A busca por respostas contínua
A busca por respostas continua enquanto cientistas e engenheiros tentam desvendar o mistério desses sons. A cada nova missão, há a esperança de que tecnologias avançadas e novos dados forneçam informações sobre esses fenômenos auditivos inexplicáveis. As possíveis explicações são muitas, desde fatores estruturais dentro da espaçonave até influências ambientais externas. No entanto, até que uma resposta definitiva seja encontrada, esses sons permanecerão um dos muitos enigmas da exploração espacial.

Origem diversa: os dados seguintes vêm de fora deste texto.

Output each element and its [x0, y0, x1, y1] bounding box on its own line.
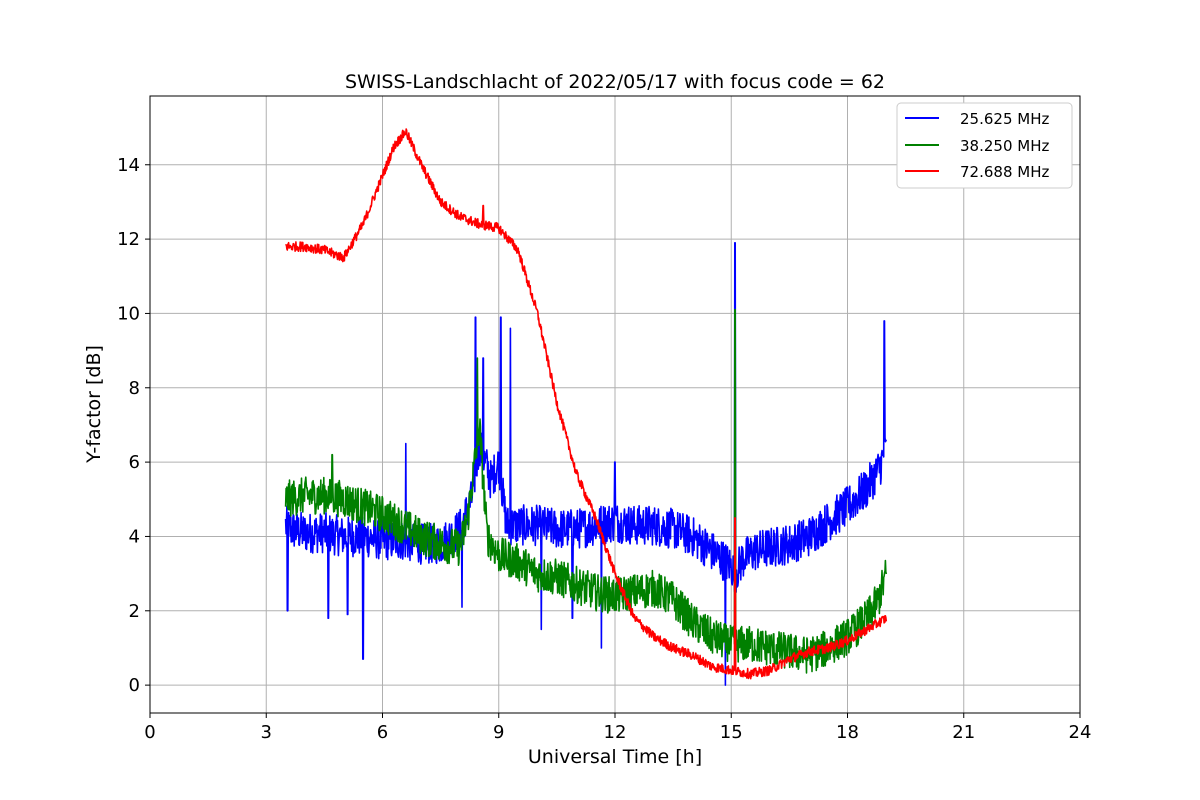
legend-label-72mhz: 72.688 MHz	[960, 163, 1049, 181]
y-tick-label: 0	[129, 675, 140, 696]
y-tick-label: 14	[117, 155, 140, 176]
legend-box	[896, 102, 1073, 189]
y-axis-label: Y-factor [dB]	[83, 345, 105, 464]
y-tick-label: 10	[117, 303, 140, 324]
x-tick-label: 18	[836, 722, 859, 743]
chart-title: SWISS-Landschlacht of 2022/05/17 with fo…	[345, 71, 885, 93]
legend: 25.625 MHz 38.250 MHz 72.688 MHz	[896, 102, 1073, 189]
y-axis: 0 2 4 6 8 10 12 14	[117, 155, 150, 696]
x-tick-label: 15	[720, 722, 743, 743]
legend-label-25mhz: 25.625 MHz	[960, 110, 1049, 128]
series-line-25mhz	[284, 242, 888, 686]
x-tick-label: 9	[493, 722, 504, 743]
x-axis: 0 3 6 9 12 15 18 21 24	[144, 713, 1091, 743]
y-tick-label: 6	[129, 452, 140, 473]
x-tick-label: 3	[261, 722, 272, 743]
y-tick-label: 12	[117, 229, 140, 250]
legend-label-38mhz: 38.250 MHz	[960, 137, 1049, 155]
series-line-38mhz	[284, 308, 888, 674]
x-tick-label: 12	[604, 722, 627, 743]
x-tick-label: 24	[1069, 722, 1092, 743]
y-tick-label: 4	[129, 526, 140, 547]
y-tick-label: 8	[129, 378, 140, 399]
x-tick-label: 21	[952, 722, 975, 743]
series-group	[284, 128, 888, 686]
y-tick-label: 2	[129, 601, 140, 622]
series-line-72mhz	[285, 128, 888, 680]
x-tick-label: 0	[144, 722, 155, 743]
x-tick-label: 6	[377, 722, 388, 743]
x-axis-label: Universal Time [h]	[528, 746, 702, 768]
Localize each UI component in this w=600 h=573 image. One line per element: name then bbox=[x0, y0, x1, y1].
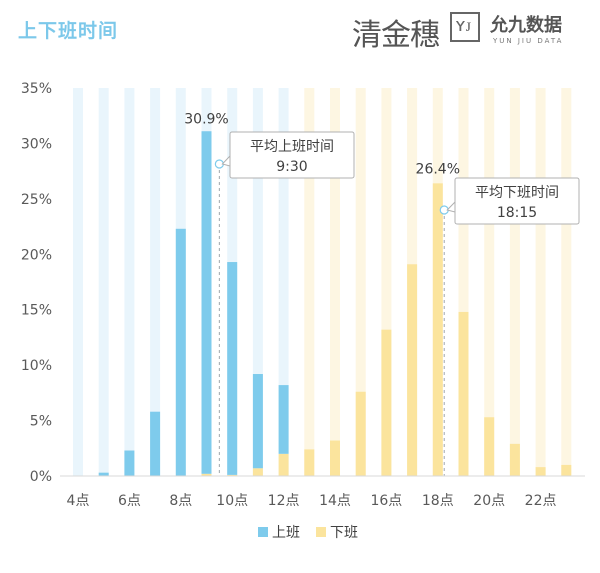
y-tick-label: 35% bbox=[21, 81, 52, 97]
x-tick-label: 14点 bbox=[319, 493, 351, 509]
bar-shangban bbox=[175, 228, 186, 476]
background-column bbox=[98, 88, 109, 476]
bar-shangban bbox=[98, 472, 109, 476]
background-column bbox=[535, 88, 546, 476]
bar-xiaban bbox=[227, 474, 238, 476]
bar-xiaban bbox=[381, 329, 392, 476]
background-column bbox=[484, 88, 495, 476]
background-column bbox=[278, 88, 289, 476]
callout-time-xiaban: 18:15 bbox=[497, 205, 537, 221]
brand-logo-left: 清金穗 bbox=[352, 18, 440, 53]
callout-time-shangban: 9:30 bbox=[276, 159, 307, 175]
x-tick-label: 6点 bbox=[118, 493, 141, 509]
callout-label-xiaban: 平均下班时间 bbox=[475, 185, 559, 201]
callout-box-xiaban bbox=[454, 177, 580, 225]
yunjiu-logo-icon: ʏᴊ bbox=[450, 12, 480, 42]
bar-shangban bbox=[227, 262, 238, 475]
bar-shangban bbox=[150, 411, 161, 476]
x-tick-label: 10点 bbox=[216, 493, 248, 509]
x-tick-label: 12点 bbox=[268, 493, 300, 509]
background-column bbox=[458, 88, 469, 476]
peak-label-shangban: 30.9% bbox=[184, 111, 228, 127]
bar-xiaban bbox=[252, 468, 263, 476]
bar-shangban bbox=[252, 374, 263, 469]
peak-label-xiaban: 26.4% bbox=[416, 161, 460, 177]
bar-xiaban bbox=[432, 183, 443, 476]
x-tick-label: 4点 bbox=[67, 493, 90, 509]
background-column bbox=[150, 88, 161, 476]
callout-label-shangban: 平均上班时间 bbox=[250, 139, 334, 155]
bar-xiaban bbox=[330, 440, 340, 476]
bar-xiaban bbox=[509, 443, 520, 476]
bar-shangban bbox=[278, 385, 289, 454]
legend-swatch-shangban bbox=[258, 527, 268, 537]
legend-swatch-xiaban bbox=[316, 527, 326, 537]
background-column bbox=[355, 88, 366, 476]
y-tick-label: 30% bbox=[21, 136, 52, 152]
bar-xiaban bbox=[484, 417, 495, 476]
bar-xiaban bbox=[355, 391, 366, 476]
bar-xiaban bbox=[407, 264, 418, 476]
background-column bbox=[252, 88, 263, 476]
x-tick-label: 16点 bbox=[370, 493, 402, 509]
background-column bbox=[304, 88, 315, 476]
y-tick-label: 0% bbox=[30, 469, 52, 485]
bar-xiaban bbox=[201, 473, 212, 476]
y-tick-label: 5% bbox=[30, 414, 52, 430]
x-tick-label: 8点 bbox=[169, 493, 192, 509]
background-column bbox=[73, 88, 83, 476]
background-column bbox=[561, 88, 572, 476]
legend-label-xiaban: 下班 bbox=[330, 525, 358, 541]
background-column bbox=[509, 88, 520, 476]
brand-subtitle-right: YUN JIU DATA bbox=[493, 37, 564, 45]
x-tick-label: 22点 bbox=[525, 493, 557, 509]
legend-label-shangban: 上班 bbox=[272, 525, 300, 541]
y-tick-label: 15% bbox=[21, 303, 52, 319]
page-title: 上下班时间 bbox=[18, 20, 119, 42]
bar-xiaban bbox=[561, 464, 572, 476]
x-tick-label: 18点 bbox=[422, 493, 454, 509]
background-column bbox=[381, 88, 392, 476]
bar-shangban bbox=[124, 450, 135, 476]
background-column bbox=[330, 88, 340, 476]
bar-xiaban bbox=[278, 453, 289, 476]
y-tick-label: 10% bbox=[21, 358, 52, 374]
background-column bbox=[124, 88, 135, 476]
callout-pointer bbox=[446, 200, 456, 213]
callout-pointer bbox=[221, 154, 231, 167]
x-tick-label: 20点 bbox=[473, 493, 505, 509]
callout-box-shangban bbox=[229, 131, 355, 179]
y-tick-label: 25% bbox=[21, 192, 52, 208]
bar-xiaban bbox=[458, 311, 469, 476]
bar-xiaban bbox=[535, 467, 546, 476]
bar-xiaban bbox=[304, 449, 315, 476]
brand-name-right: 允九数据 bbox=[490, 15, 562, 36]
bar-shangban bbox=[201, 131, 212, 474]
y-tick-label: 20% bbox=[21, 247, 52, 263]
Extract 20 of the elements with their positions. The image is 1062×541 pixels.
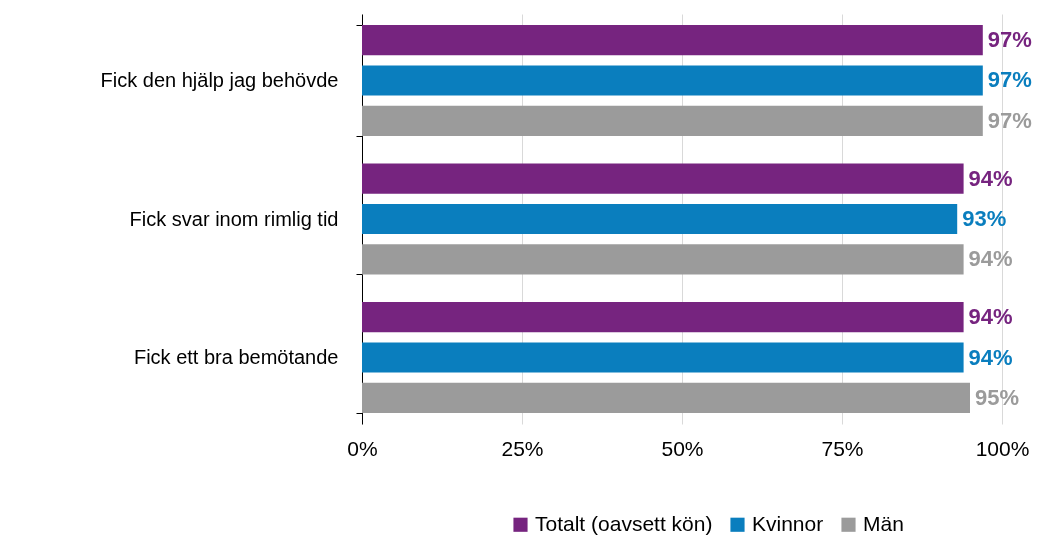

À medida que a comunidade internacional de exploradores espaciais cresce, a colaboração e o conhecimento compartilhado tornam-se cruciais para abordar esses fenômenos inexplicáveis. Ao reunirem recursos e conhecimento, os cientistas esperam descobrir uma solução que os tem iludido há anos. A disposição para confrontar o desconhecido e se adaptar a novos desafios é o que impulsiona a exploração espacial. Que outros mistérios a vasta extensão do espaço nos reserva, e será que algum dia compreenderemos completamente seus segredos?